In browser integration tests, it’s often desirable to harvest a screenshot. Though admittedly, when you’ve done the work to highlight the actual error that lead to a timeout situation (ie. waiting for a UI state that would never come) then the screenshot isn’t as useful as you might expect.

Markdown can certainly display images, but the problem is that in the context of a GitHub Action Step Summary, the image would have be publically available. You could imagine uploading such screenshots to the likes of an S3 bucket with web serving and appropriate lifecycle rules, but I didn’t wish to proceed along that path.

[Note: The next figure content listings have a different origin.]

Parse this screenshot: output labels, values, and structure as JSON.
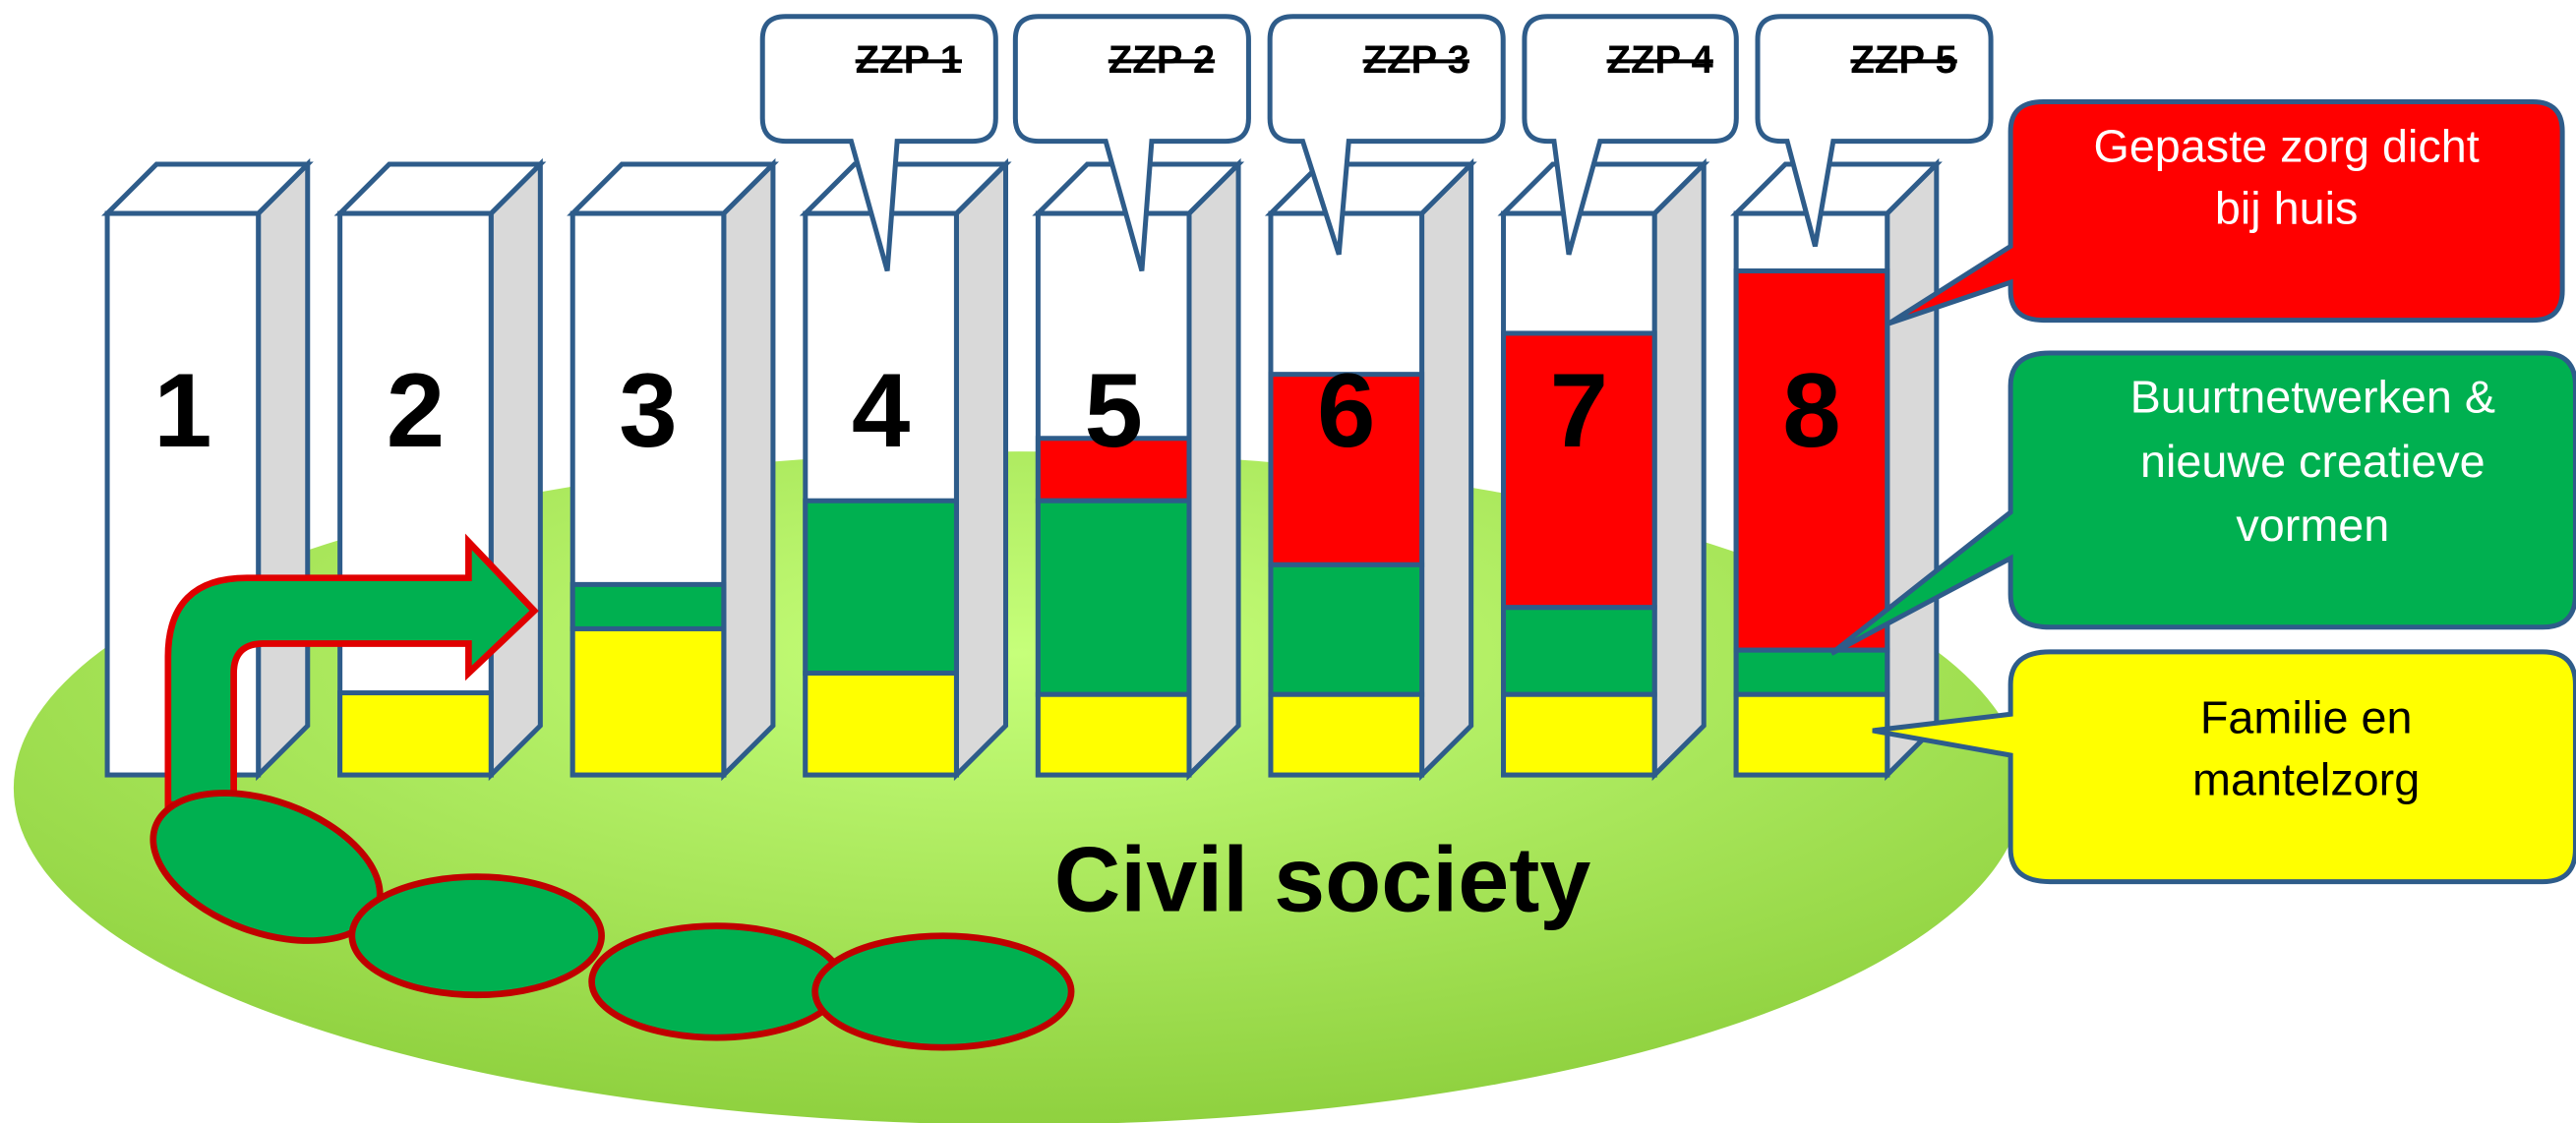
{
  "columns": [
    "1",
    "2",
    "3",
    "4",
    "5",
    "6",
    "7",
    "8"
  ],
  "zzp": [
    "ZZP 1",
    "ZZP 2",
    "ZZP 3",
    "ZZP 4",
    "ZZP 5"
  ],
  "callouts": {
    "red": [
      "Gepaste zorg dicht",
      "bij huis"
    ],
    "green": [
      "Buurtnetwerken &",
      "nieuwe creatieve",
      "vormen"
    ],
    "yellow": [
      "Familie en",
      "mantelzorg"
    ]
  },
  "ground_label": "Civil society"
}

I did, however try to make the image smaller, convert to lower-quality grayscale JPEG and store it inline as a data: URI image. This was readily achievable, particularly with ChatGPT writing much of the code to run the ImageMagick tooling to resize the image and convert to Base64.

However, while that does work in a regular Markdown document, it does not work in the context of a Markdown documented surfaced by GitHub (excluding perhaps GitHub Pages). Such Markdown goes through a sanitisation layer and the data: URI gets stripped from the src attribute of the img. This may have worked once upon a time, but has not worked since perhaps 2014, and despite many requests to get this fixed, there is no indication that this will ever come to pass. See github/markup issue #270 and gjtorikian/html-pipeline pull-request #227 for more insight.